Question

A copper voltammeter is connected in series with a heater coil of resistance \[0.1\Omega \]. A steady current flows in the circuit for twenty minutes and a mass of 0.99 g of copper is deposited at the cathode. If the electrochemical equivalent of copper is 0.00033 gm/C, then the heat generated in the coil is
A. 750J
B. 650J
C 350J
D. 250J

Answer 1

Hint: The copper will get deposited on the cathode by liberating electrons from its valence shell.
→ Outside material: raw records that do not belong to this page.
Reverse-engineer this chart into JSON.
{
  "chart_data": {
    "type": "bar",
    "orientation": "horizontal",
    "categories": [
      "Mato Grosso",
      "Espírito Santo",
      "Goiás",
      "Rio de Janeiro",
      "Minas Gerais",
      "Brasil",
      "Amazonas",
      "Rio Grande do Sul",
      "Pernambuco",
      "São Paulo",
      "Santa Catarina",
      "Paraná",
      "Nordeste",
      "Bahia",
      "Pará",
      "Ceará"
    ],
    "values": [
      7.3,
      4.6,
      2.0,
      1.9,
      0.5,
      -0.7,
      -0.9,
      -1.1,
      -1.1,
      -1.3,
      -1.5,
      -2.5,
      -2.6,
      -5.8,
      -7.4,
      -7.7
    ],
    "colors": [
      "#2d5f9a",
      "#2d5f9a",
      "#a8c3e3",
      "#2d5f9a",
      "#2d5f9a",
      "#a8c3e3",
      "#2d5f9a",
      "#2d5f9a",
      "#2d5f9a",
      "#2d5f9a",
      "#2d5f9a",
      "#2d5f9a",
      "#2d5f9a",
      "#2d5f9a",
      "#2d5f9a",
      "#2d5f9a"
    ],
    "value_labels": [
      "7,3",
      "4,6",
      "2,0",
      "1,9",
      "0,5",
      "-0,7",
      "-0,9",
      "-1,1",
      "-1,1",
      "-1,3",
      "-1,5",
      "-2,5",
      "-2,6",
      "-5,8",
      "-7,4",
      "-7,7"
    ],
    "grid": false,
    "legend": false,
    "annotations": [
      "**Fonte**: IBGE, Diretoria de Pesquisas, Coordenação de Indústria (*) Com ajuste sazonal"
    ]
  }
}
When there will be a flow of electrons then there will be electricity and when electricity will flow through a resistor then using Joule’s law of heating there will be heat energy generated.

Formula Used:\[m = Zit\], where m is the mass of the ion deposited, Z is the electrochemical equivalent, i is the electric current and t is the time.
\[P = {i^2}R\], where P is the rate of heat generation when i current flows in a resistor of resistance R.

Complete answer:It is given that 0.99 g of copper is deposited on the cathode,
\[m = 0.99g\]
The electrochemical equivalent of copper is given as \[0.00033gm/C\]
\[Z = 0.00033gm/C\]
The time is given as 20 minutes,
\[t = 20\min \]
\[t = 20 \times 60s\]
\[t = 1200s\]
Then the electric current is,
\[i = \dfrac{m}{{Zt}}\]
Putting the values, we get
\[i = \dfrac{{0.99}}{{0.00033 \times 1200}}\]
\[i = 2.5A\]
The electric current is 2.5A.
The value of the resistance of the resistor connected through the copper voltammeter is given as \[0.1\Omega \]
So, the rate of heat energy generated using Joule’s law formula is,
\[P = {i^2}R\]
\[P = {2.5^2} \times 0.1W\]
\[0.625W\]
As we know that power is the rate of heat energy generated,
\[P = \dfrac{E}{t}\]
So, the heat energy generated during the given time interval will be calculated as,
\[E = pt\]
\[E = 0.625 \times 1200J\]
\[E = 750J\]
So, the heat energy generated during the electrolysis is 750J
Therefore,

the correct option is (A).

Note: The power is the energy per second. We need to find the total energy, so we have to find the energy throughout the process was running. We should be careful about the units of the physical quantities given in the question.